An estimated 100,000 of them live there.

And 70,000 black noddies nest in the island’s Pisonia trees every summer.
The island is also a nesting site for the vulnerable green and endangered loggerhead turtles.
It is part of the Capricornia Cays National Park and Great Barrier Reef World Heritage protected area, as reported by Need To Know.
Rangers believe the rats made it to the island as stowaways on boats or hidden in camping equipment taken there by visitors.
They were reported to the Queensland Parks and Wildlife Service, QPWS, in November 2022.

Following the reports, monitoring confirmed that black rats had spread throughout the island.
A single breeding pair can create a population in the thousands inside a year.
The pests eat seabirds, their eggs and chicks, vegetation and turtle eggs and hatchlings.
“The confirmation that black rats had spread around the island was disappointing because mice were declared as eradicated from the island just three months earlier,” senior ranger Damon Shearer said.
“Due to the size of the island, dropping aerial baits by helicopter was the most effective form of treatment, but we used bait stations and trapping to reduce the impacts on seabirds and turtles.
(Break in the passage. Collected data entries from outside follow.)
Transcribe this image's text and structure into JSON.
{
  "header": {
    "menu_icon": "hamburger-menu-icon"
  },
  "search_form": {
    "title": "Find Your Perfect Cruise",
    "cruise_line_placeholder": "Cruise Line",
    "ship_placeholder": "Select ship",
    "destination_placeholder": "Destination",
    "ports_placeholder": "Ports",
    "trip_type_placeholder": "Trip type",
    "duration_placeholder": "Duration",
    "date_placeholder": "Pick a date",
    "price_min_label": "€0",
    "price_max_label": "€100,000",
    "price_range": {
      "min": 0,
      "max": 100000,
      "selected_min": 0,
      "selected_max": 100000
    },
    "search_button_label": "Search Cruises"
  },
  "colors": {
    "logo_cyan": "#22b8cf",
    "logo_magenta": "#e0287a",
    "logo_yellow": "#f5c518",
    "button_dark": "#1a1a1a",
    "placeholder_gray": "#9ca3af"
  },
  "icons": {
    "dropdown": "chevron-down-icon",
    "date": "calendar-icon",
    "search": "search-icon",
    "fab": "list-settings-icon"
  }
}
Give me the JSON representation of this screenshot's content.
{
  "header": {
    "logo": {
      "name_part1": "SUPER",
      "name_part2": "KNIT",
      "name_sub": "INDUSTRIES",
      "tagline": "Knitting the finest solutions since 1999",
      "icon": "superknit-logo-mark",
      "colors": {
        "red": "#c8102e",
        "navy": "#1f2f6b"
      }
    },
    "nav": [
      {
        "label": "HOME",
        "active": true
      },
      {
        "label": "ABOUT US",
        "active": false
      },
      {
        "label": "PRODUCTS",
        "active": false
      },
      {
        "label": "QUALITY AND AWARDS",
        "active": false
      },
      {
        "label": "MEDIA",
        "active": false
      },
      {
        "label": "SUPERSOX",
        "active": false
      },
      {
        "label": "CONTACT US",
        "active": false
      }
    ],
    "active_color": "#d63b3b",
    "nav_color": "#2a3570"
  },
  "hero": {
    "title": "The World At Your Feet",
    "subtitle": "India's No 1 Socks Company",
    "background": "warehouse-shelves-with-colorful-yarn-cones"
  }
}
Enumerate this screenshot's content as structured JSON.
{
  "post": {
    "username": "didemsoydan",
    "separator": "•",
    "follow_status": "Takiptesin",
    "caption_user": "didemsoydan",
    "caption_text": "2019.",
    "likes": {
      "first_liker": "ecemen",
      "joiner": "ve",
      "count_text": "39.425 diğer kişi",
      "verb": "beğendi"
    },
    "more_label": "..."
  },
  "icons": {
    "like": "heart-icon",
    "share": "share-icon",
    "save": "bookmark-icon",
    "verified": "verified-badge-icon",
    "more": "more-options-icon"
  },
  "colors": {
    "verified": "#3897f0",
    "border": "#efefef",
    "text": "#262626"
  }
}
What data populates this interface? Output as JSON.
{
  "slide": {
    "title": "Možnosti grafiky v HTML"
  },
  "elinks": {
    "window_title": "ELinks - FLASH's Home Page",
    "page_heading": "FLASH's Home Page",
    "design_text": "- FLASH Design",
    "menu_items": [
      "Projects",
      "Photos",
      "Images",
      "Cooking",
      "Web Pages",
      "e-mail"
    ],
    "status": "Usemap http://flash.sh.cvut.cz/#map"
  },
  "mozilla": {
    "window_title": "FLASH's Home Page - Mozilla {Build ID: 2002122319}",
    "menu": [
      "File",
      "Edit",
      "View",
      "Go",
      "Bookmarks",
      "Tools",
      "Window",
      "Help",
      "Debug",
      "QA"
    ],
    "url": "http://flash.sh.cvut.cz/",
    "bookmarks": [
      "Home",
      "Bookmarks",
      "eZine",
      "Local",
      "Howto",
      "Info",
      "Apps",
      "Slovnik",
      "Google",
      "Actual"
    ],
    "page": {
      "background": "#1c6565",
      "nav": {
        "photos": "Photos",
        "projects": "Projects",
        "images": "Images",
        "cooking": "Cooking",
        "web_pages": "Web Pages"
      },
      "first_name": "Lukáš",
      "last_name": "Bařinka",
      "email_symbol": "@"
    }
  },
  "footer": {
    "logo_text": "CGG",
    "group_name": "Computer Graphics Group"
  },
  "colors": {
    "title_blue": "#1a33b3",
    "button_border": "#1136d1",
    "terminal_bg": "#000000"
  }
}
“The eradication program took 18 months, and the team frequently altered our tactics and adapted to the rats’ changing behaviour.
“After the eradication program was finished, we used remote cameras and Black Trakka traps to monitor for rats.
“Twelve months of intensive monitoring has shown no evidence of black rats, and rangers and Gidarjil Land and Sea Rangers are proud of the hard work that went into protecting the island.
“As the school holidays approach, we’re asking visitors to North West Island to check all equipment for rats and mice before departure and to arrive at the island pest-free.”